On the steep schist terraces overlooking Banyuls-sur-Mer, Le Casot des Mailloles has spent three decades proving how vivid wine can be when nothing is added to it.
Backstory
Alain Castex and Ghislaine Magnier created the domaine in Banyuls in 1994. Castex had spent some fifteen years working in the Corbieres before moving to Roussillon, where the couple built a pioneering natural estate. In 2015 they handed the work over to Jordi Perez, a young Catalan who had left a town-hall job to study viticulture and oenology at Blanquefort. He continues the domaine in the same uncompromising spirit.
The Region
The roughly five-hectare estate sits on steep terraces above the town of Banyuls, in the Roussillon. Its name comes from the casots, the traditional dry-stone shelters scattered across the region's vineyards.

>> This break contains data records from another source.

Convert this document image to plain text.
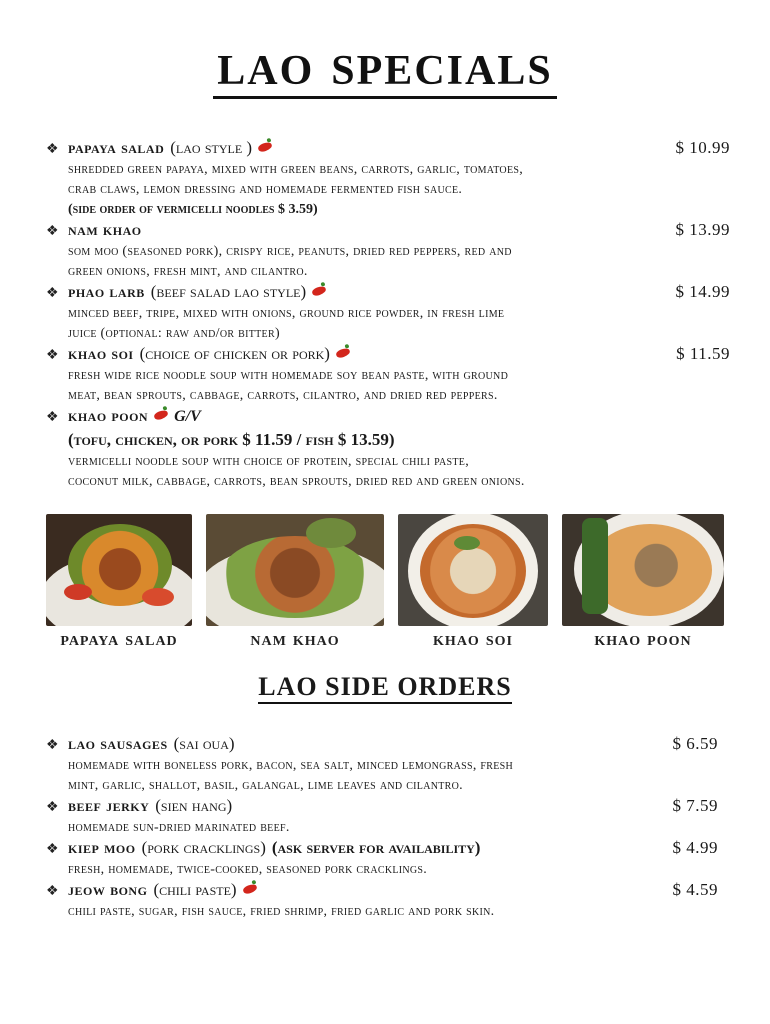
lao specials
❖ papaya salad (lao style )	$ 10.99
shredded green papaya, mixed with green beans, carrots, garlic, tomatoes,
crab claws, lemon dressing and homemade fermented fish sauce.
(side order of vermicelli noodles $ 3.59)
❖ nam khao	$ 13.99
som moo (seasoned pork), crispy rice, peanuts, dried red peppers, red and
green onions, fresh mint, and cilantro.
❖ phao larb (beef salad lao style)	$ 14.99
minced beef, tripe, mixed with onions, ground rice powder, in fresh lime
juice (optional: raw and/or bitter)
❖ khao soi (choice of chicken or pork)	$ 11.59
fresh wide rice noodle soup with homemade soy bean paste, with ground
meat, bean sprouts, cabbage, carrots, cilantro, and dried red peppers.
❖ khao poon G/V
(tofu, chicken, or pork $ 11.59 / fish $ 13.59)
vermicelli noodle soup with choice of protein, special chili paste,
coconut milk, cabbage, carrots, bean sprouts, dried red and green onions.
papaya salad	nam khao	khao soi	khao poon
LAO SIDE ORDERS
❖ lao sausages (sai oua)	$ 6.59
homemade with boneless pork, bacon, sea salt, minced lemongrass, fresh
mint, garlic, shallot, basil, galangal, lime leaves and cilantro.
❖ beef jerky (sien hang)	$ 7.59
homemade sun-dried marinated beef.
❖ kiep moo (pork cracklings) (ask server for availability)	$ 4.99
fresh, homemade, twice-cooked, seasoned pork cracklings.
❖ jeow bong (chili paste)	$ 4.59
chili paste, sugar, fish sauce, fried shrimp, fried garlic and pork skin.
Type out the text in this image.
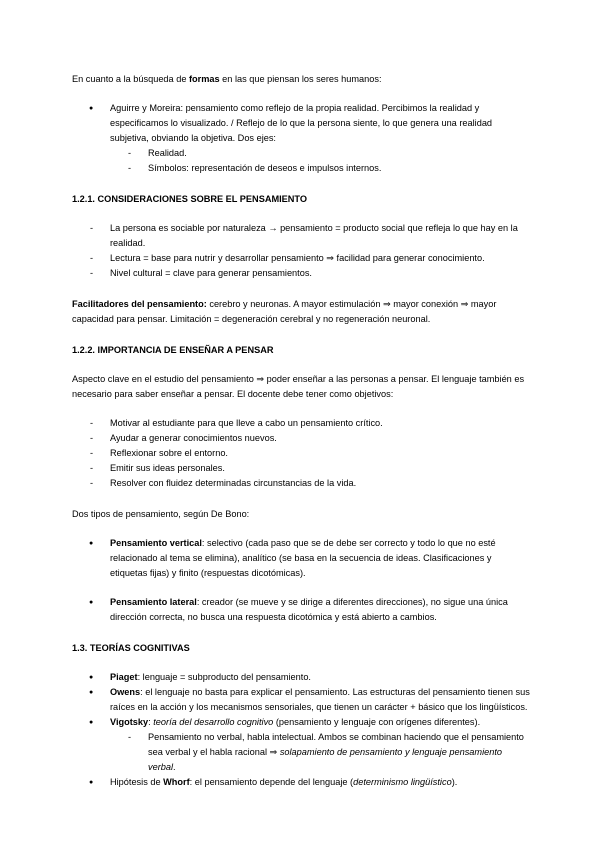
En cuanto a la búsqueda de formas en las que piensan los seres humanos:

● Aguirre y Moreira: pensamiento como reflejo de la propia realidad. Percibimos la realidad y especificamos lo visualizado. / Reflejo de lo que la persona siente, lo que genera una realidad subjetiva, obviando la objetiva. Dos ejes:
- Realidad.
- Símbolos: representación de deseos e impulsos internos.
1.2.1. CONSIDERACIONES SOBRE EL PENSAMIENTO
- La persona es sociable por naturaleza → pensamiento = producto social que refleja lo que hay en la realidad.
- Lectura = base para nutrir y desarrollar pensamiento ⇒ facilidad para generar conocimiento.
- Nivel cultural = clave para generar pensamientos.

Facilitadores del pensamiento: cerebro y neuronas. A mayor estimulación ⇒ mayor conexión ⇒ mayor capacidad para pensar. Limitación = degeneración cerebral y no regeneración neuronal.

1.2.2. IMPORTANCIA DE ENSEÑAR A PENSAR

Aspecto clave en el estudio del pensamiento ⇒ poder enseñar a las personas a pensar. El lenguaje también es necesario para saber enseñar a pensar. El docente debe tener como objetivos:

- Motivar al estudiante para que lleve a cabo un pensamiento crítico.
- Ayudar a generar conocimientos nuevos.
- Reflexionar sobre el entorno.
- Emitir sus ideas personales.
- Resolver con fluidez determinadas circunstancias de la vida.

Dos tipos de pensamiento, según De Bono:

● Pensamiento vertical: selectivo (cada paso que se de debe ser correcto y todo lo que no esté relacionado al tema se elimina), analítico (se basa en la secuencia de ideas. Clasificaciones y etiquetas fijas) y finito (respuestas dicotómicas).
● Pensamiento lateral: creador (se mueve y se dirige a diferentes direcciones), no sigue una única dirección correcta, no busca una respuesta dicotómica y está abierto a cambios.
1.3. TEORÍAS COGNITIVAS
● Piaget: lenguaje = subproducto del pensamiento.
● Owens: el lenguaje no basta para explicar el pensamiento. Las estructuras del pensamiento tienen sus raíces en la acción y los mecanismos sensoriales, que tienen un carácter + básico que los lingüísticos.
● Vigotsky: teoría del desarrollo cognitivo (pensamiento y lenguaje con orígenes diferentes).
- Pensamiento no verbal, habla intelectual. Ambos se combinan haciendo que el pensamiento sea verbal y el habla racional ⇒ solapamiento de pensamiento y lenguaje pensamiento verbal.
● Hipótesis de Whorf: el pensamiento depende del lenguaje (determinismo lingüístico).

The parcels are so steep that machines cannot work them.
Vineyards and Farming
Farming is organic and biodynamic, with cover crops, agroforestry plantings of olive and almond trees, and pastoralism among the vines. The work is done by hand on the terraces.
Winemaking
Wines ferment with native yeasts. They are never fined or filtered, and sulfites are avoided entirely, a discipline the domaine has held to from the start.
The Wines
The range covers white, rose and red bottlings, including Collioure-area cuvees, made from the Mediterranean varieties of the Banyuls hills. They are wines of energy and transparency that helped define what natural wine could be in southern France.